The pharmaceutical industry is desperate for these facts. So they got the pharma industry to meet them (I think in Bruges) a few months ago and have hammered out an agreement.
I don’t know the details, because they are almost certainly secret. (I’ll write to STM and ALPSP and they can save me the bother by replying to this blog). If the details aren’t secret then one-cheer. (No more cheers till we see the details).
We’ve already seen on this blog that Springer are reselling their image content – double or even triple dipping into freely given content. So Springer, do you intend to charge for content mining in a fourth dipping process?

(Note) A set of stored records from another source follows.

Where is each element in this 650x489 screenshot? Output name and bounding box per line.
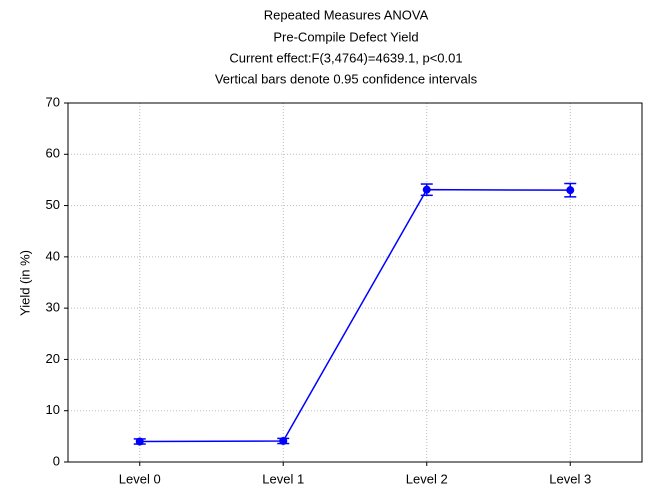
chart-subtitle: Vertical bars denote 0.95 confidence int… [215,71,478,86]
y-tick-label: 0 [53,453,60,468]
y-axis-label: Yield (in %) [17,250,32,316]
y-tick-label: 40 [46,248,60,263]
y-tick-label: 30 [46,300,60,315]
y-tick-label: 20 [46,351,60,366]
chart-subtitle: Current effect:F(3,4764)=4639.1, p<0.01 [229,50,462,65]
data-line [139,188,571,443]
y-tick-label: 10 [46,402,60,417]
y-tick-label: 50 [46,197,60,212]
x-tick-label: Level 1 [262,471,304,486]
chart-subtitle: Pre-Compile Defect Yield [273,29,418,44]
data-point [279,436,288,445]
plot-frame [67,102,643,463]
data-point [135,437,144,446]
x-tick-label: Level 0 [119,471,161,486]
x-tick-label: Level 3 [549,471,591,486]
data-point [422,185,431,194]
chart-title: Repeated Measures ANOVA [264,7,429,22]
y-tick-label: 70 [46,94,60,109]
x-tick-label: Level 2 [406,471,448,486]
data-point [566,186,575,195]
y-tick-label: 60 [46,146,60,161]
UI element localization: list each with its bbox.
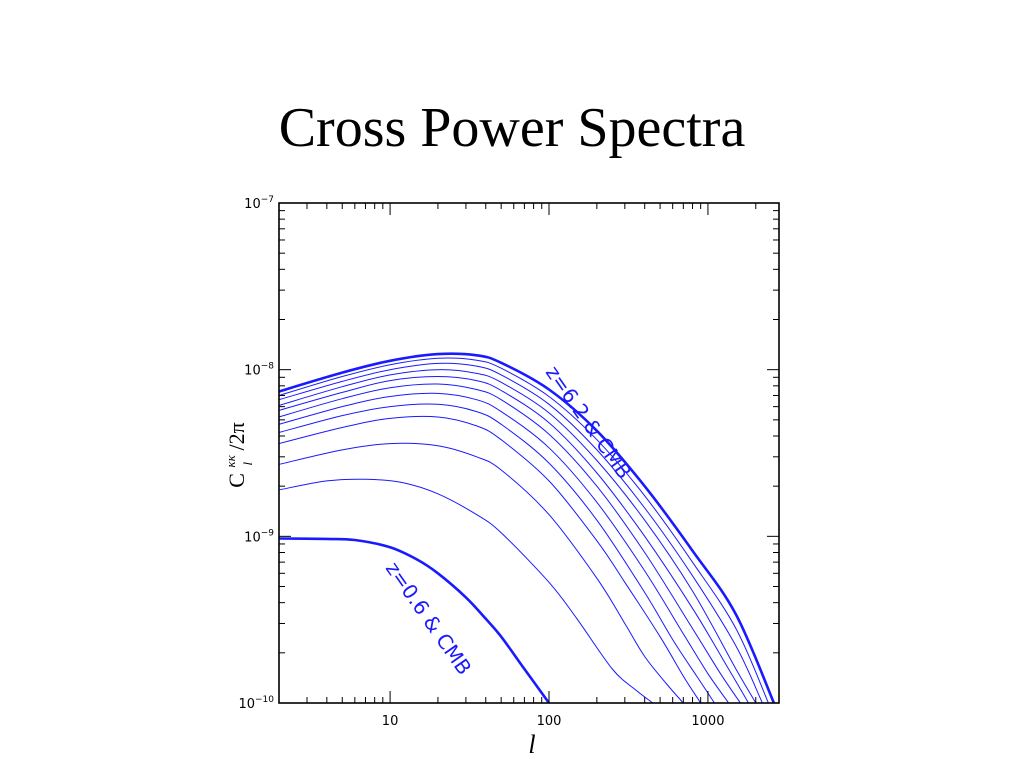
series-line-12 (279, 537, 551, 703)
x-axis-label: l (528, 730, 535, 759)
x-tick-label: 100 (537, 714, 562, 729)
plot-frame (278, 202, 780, 704)
series-line-10 (279, 442, 684, 703)
x-tick-label: 10 (382, 714, 399, 729)
axis-ticks (278, 202, 779, 704)
y-axis-label-tail: /2π (224, 422, 249, 450)
series-line-8 (279, 403, 715, 703)
slide-title: Cross Power Spectra (278, 97, 746, 159)
series-line-3 (279, 362, 763, 703)
series-line-5 (279, 375, 749, 703)
annotation-z06-cmb: z=0.6 & CMB (381, 557, 477, 679)
y-tick-label: 10−8 (244, 362, 274, 379)
series-line-2 (279, 357, 769, 703)
series-line-4 (279, 369, 757, 703)
annotation-z62-cmb: z=6.2 & CMB (541, 361, 637, 483)
y-tick-label: 10−9 (244, 528, 274, 545)
y-axis-label-sup: κκ (223, 454, 238, 467)
axis-tick-labels: 10 100 1000 10−10 10−9 10−8 10−7 (238, 195, 724, 729)
series-line-7 (279, 392, 730, 703)
y-axis-label: C κκ l /2π (215, 422, 257, 488)
y-tick-label: 10−10 (238, 695, 274, 712)
plot-curves (279, 352, 776, 703)
series-line-11 (279, 478, 654, 703)
y-axis-label-sub: l (240, 462, 255, 466)
y-tick-label: 10−7 (244, 195, 274, 212)
series-line-1 (279, 352, 776, 703)
x-tick-label: 1000 (691, 714, 724, 729)
series-line-9 (279, 415, 702, 703)
y-axis-label-base: C (224, 473, 249, 488)
series-line-6 (279, 383, 741, 703)
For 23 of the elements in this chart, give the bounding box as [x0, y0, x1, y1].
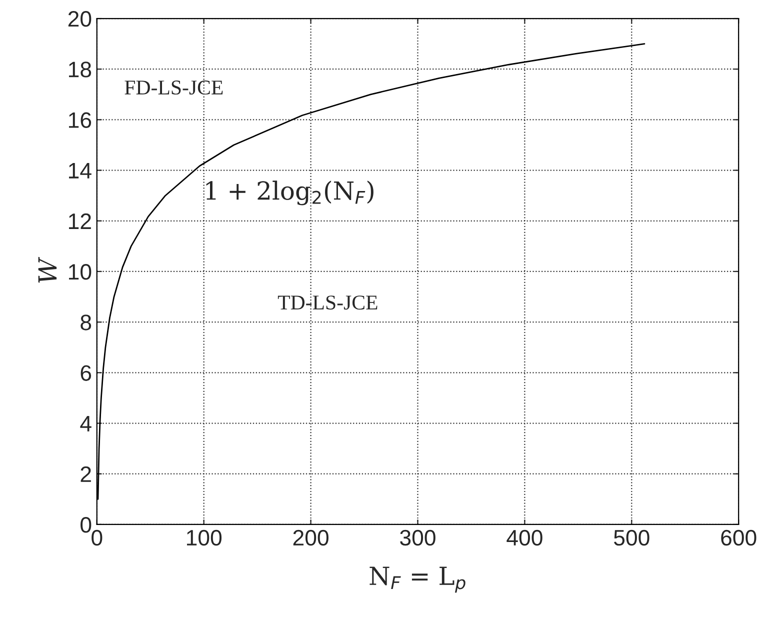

Why do I trust the worst rather than the best in this deal? Here’s the meat of what has been reported (I know no more and would be grateful for insight) Sorry it’s an image but the original is a PDF:
Nothing has been said about cost/prices so I won’t speculate. The implication here is that the results can be mounted within the pharma company but not published.
I have spent three years trying to get permission to text-mine, e.g. from Elsevier’s Directorate of Universal Access, without any progress. Universal Access is extremely helpful (because they say so). Heather Piwowar spent months getting an agreement for one group in one university (UBC). She tweeted (and I have her brave permission to re-quote):
“I am LOATH negotiating with publishers. It gives me hives” (Hives is a disease)
Elsevier have negotiated 20 text-mining contracts over the last 5 years – that’s an average on 0.25 a month. There is no way they can and will scale this demand (even if the wanted to). Then there are 100 other publishers, all currently with restrictive licences.
So the danger is that whatever is negotiated here will be be put in from of Universities/Librarians. Whose track record is that they don’t I publically challenge any contracts.
Please do not sign any content-mining contracts without alerting the world.
It is critical that we, the scientific and machine-readership argue for our rights, not the commercial benefit of publishers.
This is where YOU have to make a stand.